Tuesday, October 2, 2012

Should You Save for Your Retirement?





















from Tim Kelly's Cartoon Page

The traditional, and morally responsible, way to spend your retirement is to save while you are working and then pay for your own healthcare and other costs when you retire.

Lots of people are not bothering to same for retirement, they prefer to spend their money on all sorts of things.  I once thought them to be foolish.  But now I wonder if they haven't had the right plan all along.

If you save for your retirement, then you will need to pay for your own retirement.

If you don't save for your retirement, then the government (read that as: "other people") will pay for your retirement.

Since that is the case why are you saving?

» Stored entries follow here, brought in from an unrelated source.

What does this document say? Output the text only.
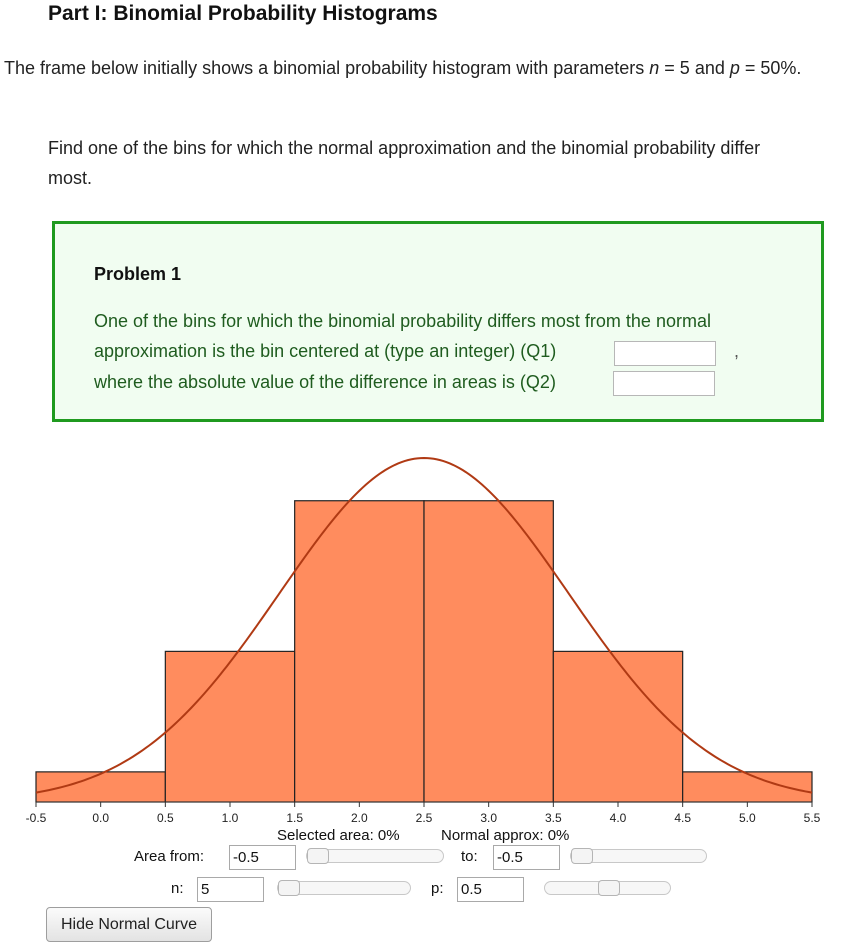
Part I: Binomial Probability Histograms
The frame below initially shows a binomial probability histogram with parameters n = 5 and p = 50%.
Find one of the bins for which the normal approximation and the binomial probability differ most.
Problem 1
One of the bins for which the binomial probability differs most from the normal
approximation is the bin centered at (type an integer) (Q1)
where the absolute value of the difference in areas is (Q2)
,
-0.5	0.0	0.5	1.0	1.5	2.0	2.5	3.0	3.5	4.0	4.5	5.0	5.5
Selected area: 0%	Normal approx: 0%
Area from:
-0.5	to:
-0.5
n:
5	p:
0.5
Hide Normal Curve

Spend it now and force someone else to pay for your bills.

The government likes it this way, we're dependent on it and will be forced to do as they tell us.

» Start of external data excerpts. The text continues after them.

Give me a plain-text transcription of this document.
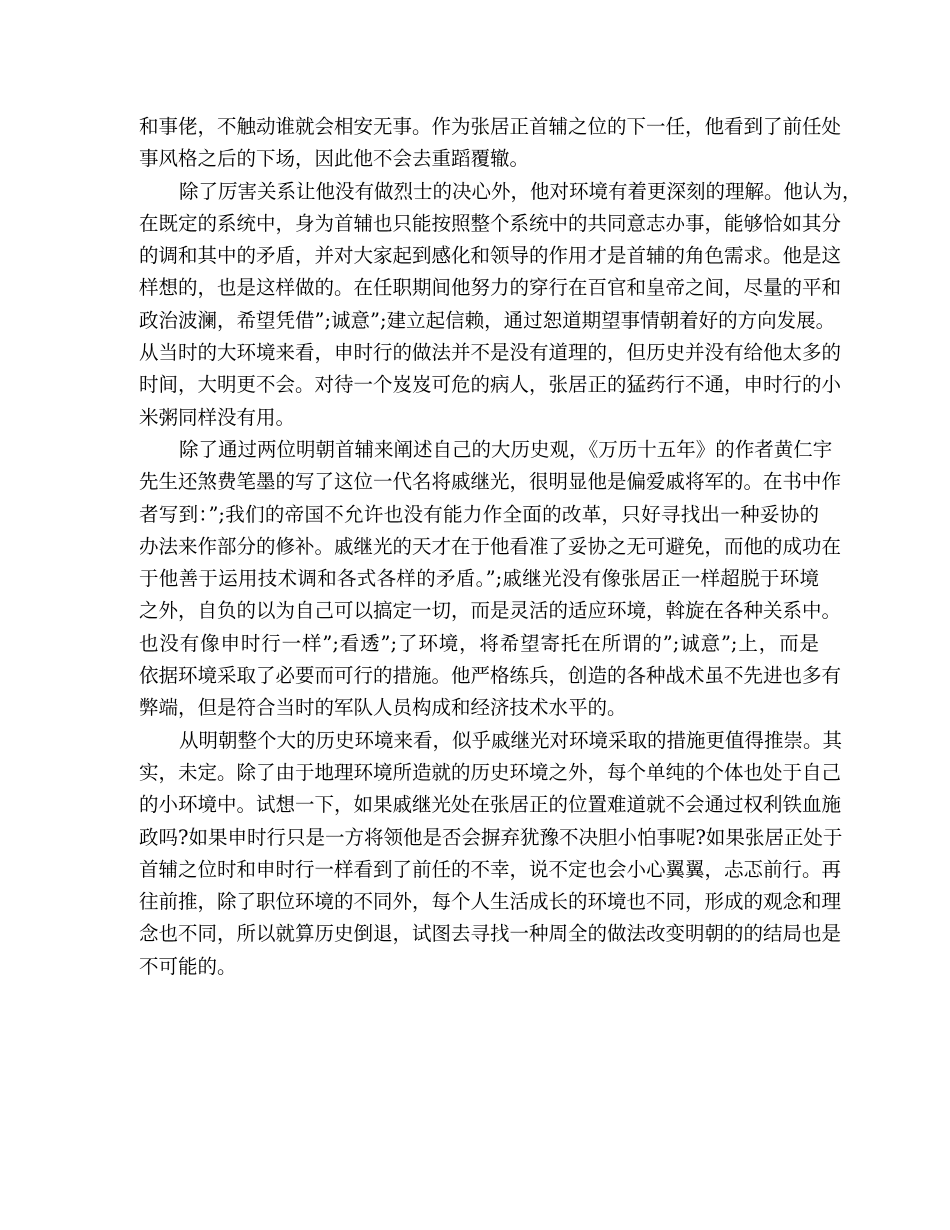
和事佬，不触动谁就会相安无事。作为张居正首辅之位的下一任，他看到了前任处
事风格之后的下场，因此他不会去重蹈覆辙。
除了厉害关系让他没有做烈士的决心外，他对环境有着更深刻的理解。他认为，
在既定的系统中，身为首辅也只能按照整个系统中的共同意志办事，能够恰如其分
的调和其中的矛盾，并对大家起到感化和领导的作用才是首辅的角色需求。他是这
样想的，也是这样做的。在任职期间他努力的穿行在百官和皇帝之间，尽量的平和
政治波澜，希望凭借”;诚意”;建立起信赖，通过恕道期望事情朝着好的方向发展。
从当时的大环境来看，申时行的做法并不是没有道理的，但历史并没有给他太多的
时间，大明更不会。对待一个岌岌可危的病人，张居正的猛药行不通，申时行的小
米粥同样没有用。
除了通过两位明朝首辅来阐述自己的大历史观，《万历十五年》的作者黄仁宇
先生还煞费笔墨的写了这位一代名将戚继光，很明显他是偏爱戚将军的。在书中作
者写到：”;我们的帝国不允许也没有能力作全面的改革，只好寻找出一种妥协的
办法来作部分的修补。戚继光的天才在于他看准了妥协之无可避免，而他的成功在
于他善于运用技术调和各式各样的矛盾。”;戚继光没有像张居正一样超脱于环境
之外，自负的以为自己可以搞定一切，而是灵活的适应环境，斡旋在各种关系中。
也没有像申时行一样”;看透”;了环境，将希望寄托在所谓的”;诚意”;上，而是
依据环境采取了必要而可行的措施。他严格练兵，创造的各种战术虽不先进也多有
弊端，但是符合当时的军队人员构成和经济技术水平的。
从明朝整个大的历史环境来看，似乎戚继光对环境采取的措施更值得推崇。其
实，未定。除了由于地理环境所造就的历史环境之外，每个单纯的个体也处于自己
的小环境中。试想一下，如果戚继光处在张居正的位置难道就不会通过权利铁血施
政吗?如果申时行只是一方将领他是否会摒弃犹豫不决胆小怕事呢?如果张居正处于
首辅之位时和申时行一样看到了前任的不幸，说不定也会小心翼翼，忐忑前行。再
往前推，除了职位环境的不同外，每个人生活成长的环境也不同，形成的观念和理
念也不同，所以就算历史倒退，试图去寻找一种周全的做法改变明朝的的结局也是
不可能的。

If the government wanted to encourage personal savings (which also means loans for people and businesses), then it would have a low rate of  inflation and high interest rates.  A high rate of inflation means that dollars are worth less now than they were in the past.  If you save money, then all that you are doing is watching the value of your money lose value.  A high interest rate could cover for inflation.  A high interest rate means, for savers, that their saved money is increasing in size.  A low interest rate means that saved money will not accumulate.

Is the rate of inflation low or high? 0-4% over the last ten years And have a look at this.

Is the Fed's interest rate low or high? Very low.

Other than the moral case for paying for your own wants and needs, and the immorality of forcing someone else to pay for you, I'm not sure why you'd save your money.

And that's just they way the government wants it.